Raphaëlle : Je pense que c’est une question de références. Ce qui m’a inspiré, surtout sur ce projet là, ce sont mes référents très anglophones. C’est j’écoutais des choses comme Blink-182, Green Day, Paramore, ces affaires là, c’est choses en anglais des années 2000. Après ça il y a Marie-Mai, qui s’est mise à faire ça mis en français donc ça m’a ouvert l’esprit mais je t’avoue que c’est une question de référence pour moi. Puis ma plume, on dirait qu’en français je m’assume pas trop, je trouve ça trop brut, tu n’as rien pour te cacher.

La Face B : Le projet date de 2018, donc en trois ans vous avez sorti 1 EP et 2 albums, ça va, vous êtes encore vivantes au niveau de l’énergie ?
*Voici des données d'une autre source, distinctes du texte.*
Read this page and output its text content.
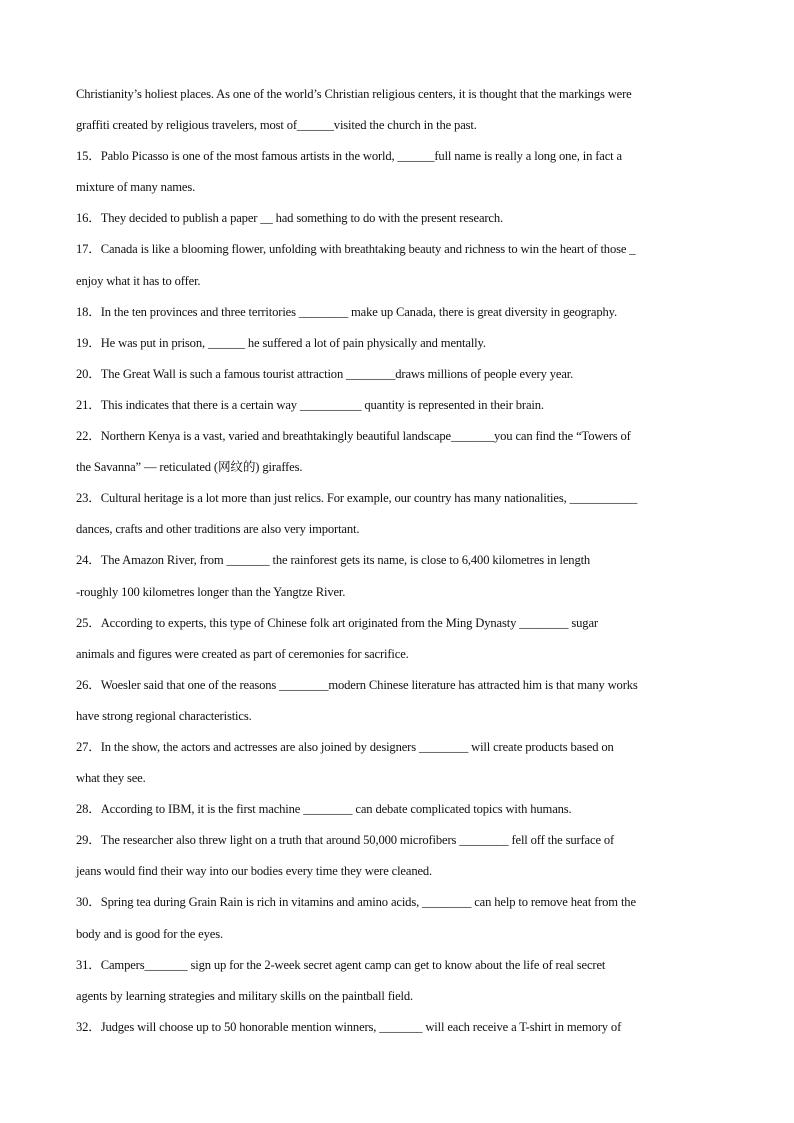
Christianity’s holiest places. As one of the world’s Christian religious centers, it is thought that the markings were
graffiti created by religious travelers, most of______visited the church in the past.
15．Pablo Picasso is one of the most famous artists in the world, ______full name is really a long one, in fact a
mixture of many names.
16．They decided to publish a paper __ had something to do with the present research.
17．Canada is like a blooming flower, unfolding with breathtaking beauty and richness to win the heart of those _
enjoy what it has to offer.
18．In the ten provinces and three territories ________ make up Canada, there is great diversity in geography.
19．He was put in prison, ______ he suffered a lot of pain physically and mentally.
20．The Great Wall is such a famous tourist attraction ________draws millions of people every year.
21．This indicates that there is a certain way __________ quantity is represented in their brain.
22．Northern Kenya is a vast, varied and breathtakingly beautiful landscape_______you can find the “Towers of
the Savanna” — reticulated (网纹的) giraffes.
23．Cultural heritage is a lot more than just relics. For example, our country has many nationalities, ___________
dances, crafts and other traditions are also very important.
24．The Amazon River, from _______ the rainforest gets its name, is close to 6,400 kilometres in length
-roughly 100 kilometres longer than the Yangtze River.
25．According to experts, this type of Chinese folk art originated from the Ming Dynasty ________ sugar
animals and figures were created as part of ceremonies for sacrifice.
26．Woesler said that one of the reasons ________modern Chinese literature has attracted him is that many works
have strong regional characteristics.
27．In the show, the actors and actresses are also joined by designers ________ will create products based on
what they see.
28．According to IBM, it is the first machine ________ can debate complicated topics with humans.
29．The researcher also threw light on a truth that around 50,000 microfibers ________ fell off the surface of
jeans would find their way into our bodies every time they were cleaned.
30．Spring tea during Grain Rain is rich in vitamins and amino acids, ________ can help to remove heat from the
body and is good for the eyes.
31．Campers_______ sign up for the 2-week secret agent camp can get to know about the life of real secret
agents by learning strategies and military skills on the paintball field.
32．Judges will choose up to 50 honorable mention winners, _______ will each receive a T-shirt in memory of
Raphaëlle : (Rires) C’est vrai que on chôme pas, mais je pense que c’est qu’on a vraiment cette énergie là puis on est des très bonnes amies donc on aime ça jouer ensemble, composer ensemble. Donc on a une compréhension musicale, on a un peu le même cerveau, ça fait en sorte que les chansons sortent rapidement, puis on avait le goût avec la pandémie d’en sortir un autre, on avait le temps, on avait l’argent, pourquoi pas… De toute façon en 2022 ça va vite hein.
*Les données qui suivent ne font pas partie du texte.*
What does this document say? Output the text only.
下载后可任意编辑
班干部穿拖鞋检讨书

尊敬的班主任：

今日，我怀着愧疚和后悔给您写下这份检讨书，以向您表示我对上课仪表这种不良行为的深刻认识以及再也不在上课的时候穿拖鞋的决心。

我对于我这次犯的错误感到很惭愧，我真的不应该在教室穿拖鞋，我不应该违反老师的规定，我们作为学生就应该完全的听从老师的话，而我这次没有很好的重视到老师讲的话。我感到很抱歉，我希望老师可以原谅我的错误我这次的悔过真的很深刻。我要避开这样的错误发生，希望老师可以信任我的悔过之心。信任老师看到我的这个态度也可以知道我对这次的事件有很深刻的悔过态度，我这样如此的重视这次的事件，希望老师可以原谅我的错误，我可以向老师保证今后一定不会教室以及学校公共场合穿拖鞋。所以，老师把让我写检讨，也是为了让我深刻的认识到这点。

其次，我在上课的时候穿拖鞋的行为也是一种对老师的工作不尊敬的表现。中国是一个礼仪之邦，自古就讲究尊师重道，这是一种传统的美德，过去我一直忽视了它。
La Face B : Quelle évolution souvent entre justement ce premier EP et ce 2e album ?

Raphaëlle : Je pense que le premier EP, c’était vraiment une espèce de carte de visite. On savait pas trop encore c’était quoi les Shirley, c’est quoi l’identité, on se cherchait un peu, puis même moi au niveau de ma plume d’écriture, j’avais tendance à écrire des choses très personnelles, très introspectives, alors que le premier EP, c’est à l’inverse, je me suis permis d’aller écrire sur des sujets qui sont complètement ludiques.
Korben Dallas ça part du Cinquième Élément, Caitlin Montana c’était aussi une émission jeunesse qu’on avait quand on était jeune, donc ce sont des sujets qui sont plus légers entre guillemets, alors que l’album vu qu’il a été écrit pendant une pandémie, c’est une c’est assez représentatif de ce qui s’est passé dans ma tête. C’est comme un voyage dans mon cerveau, des montagnes russes émotionnelles. Ça parle de sujets, plus deep, plus introspectifs, d’addiction, blablabla. Toutes ces affaires là. Donc je pense que c’est ça la différence, c’est une plus grosse maturité musicale je trouve dans la l’album qui est là, et ça s’entend, ça se ressent je trouve.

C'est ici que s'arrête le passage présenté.